Et des canalisations vieillissantes
La moitié des canalisations actuelles datent d’avant 1972 et 20% datent d’avant 1960. Or, en plus de leur âge avancé, elles sont en fonte ou en acier, ce qui les rend cassante, et multiplie les fuites. Le rendement du réseau de canalisations français tous opérateurs confondus et pondéré par les volumes mis en distribution était de 78% en 2008, soit 22% de pertes. Pour les réseaux d’eau potable gérés par les entreprises de l’eau, le taux de rendement était de 81% en 2010, soit 19% de pertes.Une piètre performance, notamment dans le contexte de pénurie dans certaines régions. Or, l’objectif du Grenelle II vise un rendement de 85% en 2017. Les investissements dans la maintenance et le renouvellement des réseaux de canalisation est donc un enjeu clé du secteur, notamment pour optimiser la consommation d’eau.

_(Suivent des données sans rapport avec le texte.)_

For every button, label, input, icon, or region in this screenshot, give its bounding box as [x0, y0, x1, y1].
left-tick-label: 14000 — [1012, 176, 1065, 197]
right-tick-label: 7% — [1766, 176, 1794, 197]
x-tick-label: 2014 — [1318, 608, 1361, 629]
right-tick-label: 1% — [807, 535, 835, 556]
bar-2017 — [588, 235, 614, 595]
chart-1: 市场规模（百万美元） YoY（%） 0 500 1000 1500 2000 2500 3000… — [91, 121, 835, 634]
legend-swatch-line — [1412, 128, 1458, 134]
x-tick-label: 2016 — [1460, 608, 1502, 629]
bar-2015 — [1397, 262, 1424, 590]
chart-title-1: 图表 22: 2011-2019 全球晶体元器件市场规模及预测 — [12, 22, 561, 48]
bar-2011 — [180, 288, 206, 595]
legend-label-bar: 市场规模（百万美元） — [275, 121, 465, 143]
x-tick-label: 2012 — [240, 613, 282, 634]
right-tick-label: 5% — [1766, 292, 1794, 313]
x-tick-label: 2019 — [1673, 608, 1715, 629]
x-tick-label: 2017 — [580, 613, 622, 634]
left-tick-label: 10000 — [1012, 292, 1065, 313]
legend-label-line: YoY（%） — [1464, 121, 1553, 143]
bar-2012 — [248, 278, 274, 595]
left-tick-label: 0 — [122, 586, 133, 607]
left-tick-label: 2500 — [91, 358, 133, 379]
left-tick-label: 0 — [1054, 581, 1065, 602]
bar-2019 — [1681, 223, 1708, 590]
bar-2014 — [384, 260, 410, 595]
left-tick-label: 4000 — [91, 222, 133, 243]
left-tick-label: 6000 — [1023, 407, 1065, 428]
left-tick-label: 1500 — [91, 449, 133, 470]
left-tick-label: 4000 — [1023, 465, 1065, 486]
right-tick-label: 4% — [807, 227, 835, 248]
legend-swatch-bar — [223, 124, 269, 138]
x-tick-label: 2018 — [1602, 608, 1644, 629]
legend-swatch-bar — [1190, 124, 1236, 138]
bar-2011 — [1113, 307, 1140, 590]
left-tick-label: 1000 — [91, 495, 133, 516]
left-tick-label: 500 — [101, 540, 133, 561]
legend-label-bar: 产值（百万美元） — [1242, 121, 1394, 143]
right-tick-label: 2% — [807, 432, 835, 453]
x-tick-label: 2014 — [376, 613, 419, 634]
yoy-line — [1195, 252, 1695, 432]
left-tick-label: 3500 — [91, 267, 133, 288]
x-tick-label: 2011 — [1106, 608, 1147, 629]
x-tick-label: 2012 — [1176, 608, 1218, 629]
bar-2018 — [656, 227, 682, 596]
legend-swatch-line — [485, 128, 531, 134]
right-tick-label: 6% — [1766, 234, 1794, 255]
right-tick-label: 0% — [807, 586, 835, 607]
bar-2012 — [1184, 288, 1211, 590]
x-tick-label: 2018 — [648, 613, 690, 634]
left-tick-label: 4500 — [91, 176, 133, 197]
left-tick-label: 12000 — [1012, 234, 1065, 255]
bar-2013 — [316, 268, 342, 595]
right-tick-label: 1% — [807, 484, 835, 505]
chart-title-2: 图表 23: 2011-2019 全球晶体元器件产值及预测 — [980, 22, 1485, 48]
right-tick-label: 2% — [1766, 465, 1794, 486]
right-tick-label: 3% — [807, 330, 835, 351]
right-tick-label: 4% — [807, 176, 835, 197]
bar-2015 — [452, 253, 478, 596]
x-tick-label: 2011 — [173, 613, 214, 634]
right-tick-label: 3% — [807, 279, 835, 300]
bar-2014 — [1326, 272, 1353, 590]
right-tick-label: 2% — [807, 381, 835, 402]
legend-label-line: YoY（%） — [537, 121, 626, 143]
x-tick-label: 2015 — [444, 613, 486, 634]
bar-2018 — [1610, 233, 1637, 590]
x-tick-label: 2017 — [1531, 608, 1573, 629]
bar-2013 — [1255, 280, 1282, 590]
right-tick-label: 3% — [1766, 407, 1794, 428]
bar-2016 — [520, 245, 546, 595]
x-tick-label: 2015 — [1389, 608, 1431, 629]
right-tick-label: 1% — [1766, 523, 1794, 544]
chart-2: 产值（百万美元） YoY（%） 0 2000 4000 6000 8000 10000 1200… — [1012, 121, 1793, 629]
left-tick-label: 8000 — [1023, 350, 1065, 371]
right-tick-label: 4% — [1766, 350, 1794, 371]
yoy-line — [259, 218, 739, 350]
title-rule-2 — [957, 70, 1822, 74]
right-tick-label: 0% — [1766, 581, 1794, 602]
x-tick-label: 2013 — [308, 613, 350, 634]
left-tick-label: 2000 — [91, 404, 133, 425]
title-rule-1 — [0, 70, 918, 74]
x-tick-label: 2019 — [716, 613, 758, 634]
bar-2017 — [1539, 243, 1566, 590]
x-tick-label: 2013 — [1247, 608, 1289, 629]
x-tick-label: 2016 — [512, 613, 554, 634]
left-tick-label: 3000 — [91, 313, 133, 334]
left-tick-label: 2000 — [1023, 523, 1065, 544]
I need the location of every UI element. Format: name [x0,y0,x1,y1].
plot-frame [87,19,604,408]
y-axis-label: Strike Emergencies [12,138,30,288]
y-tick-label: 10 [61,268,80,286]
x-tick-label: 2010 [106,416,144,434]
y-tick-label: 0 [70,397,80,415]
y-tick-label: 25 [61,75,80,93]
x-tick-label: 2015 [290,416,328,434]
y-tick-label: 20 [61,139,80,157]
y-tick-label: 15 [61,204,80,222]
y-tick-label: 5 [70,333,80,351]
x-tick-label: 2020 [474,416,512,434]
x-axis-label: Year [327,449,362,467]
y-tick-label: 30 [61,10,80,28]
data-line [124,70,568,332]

Un besoin de mesurer efficacement l’eau consommée et de solutions de mesures flexibles et interopérables
Les compteurs intelligents (smart meter) permettent de mesurer et de maîtriser la consommation des ressources (eau, électricité, gaz…) et de facturer sur un index réel. Les compteurs intelligents en eau permettent aux consommateurs de mieux appréhender leur consommation pour mieux la maitriser et, aux gestionnaires de réseau de pouvoir repérer plus facilement les fuites dans le réseau pour optimiser leurs investissements. Du fait de la multiplicité des acteurs, l’interopérabilité des solutions retenues et la standardisation sont des enjeux importants pour favoriser le déploiement de ces compteurs afin d’améliorer la viabilité économique des projets de déploiement de compteurs intelligents, qui nécessitent des investissements lourds dans de nouvelles infrastructures de communication. Le compteur transmet les données à un émetteur radio, puis à une borne Internet, puis au cloud auquel accèdent le ou les portails des exploitants, et le consommateur depuis un site Internet ou une application. Des alertes SMS ou par mail en cas de consommation anormale permettent de détecter les fuites. Au-delà des compteurs, des capteurs intelligents peuvent être posés aux points sensibles des canalisations afin d’étudier les écarts entre consommation finale et injection sur le réseau.
Un marché prometteur
En 2010, seuls 9% des 15 millions de compteurs gérés par les entreprises de l’eau étaient connectés. Le marché de la « smart water economy » n’en est donc qu’à ses débuts et des entreprises se rapprochent afin de créer des filiales et d’investir ce secteur. Par exemple, Veolia Eau et Orange ont créé une filiale commune baptisée m2ocity en 2011 afin de proposer une offre de télé-relève de l’eau. La société accompagne donc des collectivités locales et des entreprises de l’eau dans leurs projets de déploiement de compteurs intelligents d’eau sur leur territoire, au Havre ou à Marseille par exemple. Contrairement aux grands projets français de déploiement de compteurs intelligents de gaz et d’électricité, le territoire français sera probablement couvert petit à petit suivant le puzzle des autorités locales en charge de la distribution publique de l’eau, au nombre de 15 000 pour l’eau potable et autant pour l’assainissement. Sur le territoire de chaque autorité, celle-ci ainsi que l’exploitant devront parvenir à un accord pour garantir la viabilité économique de ces nouveaux investissements.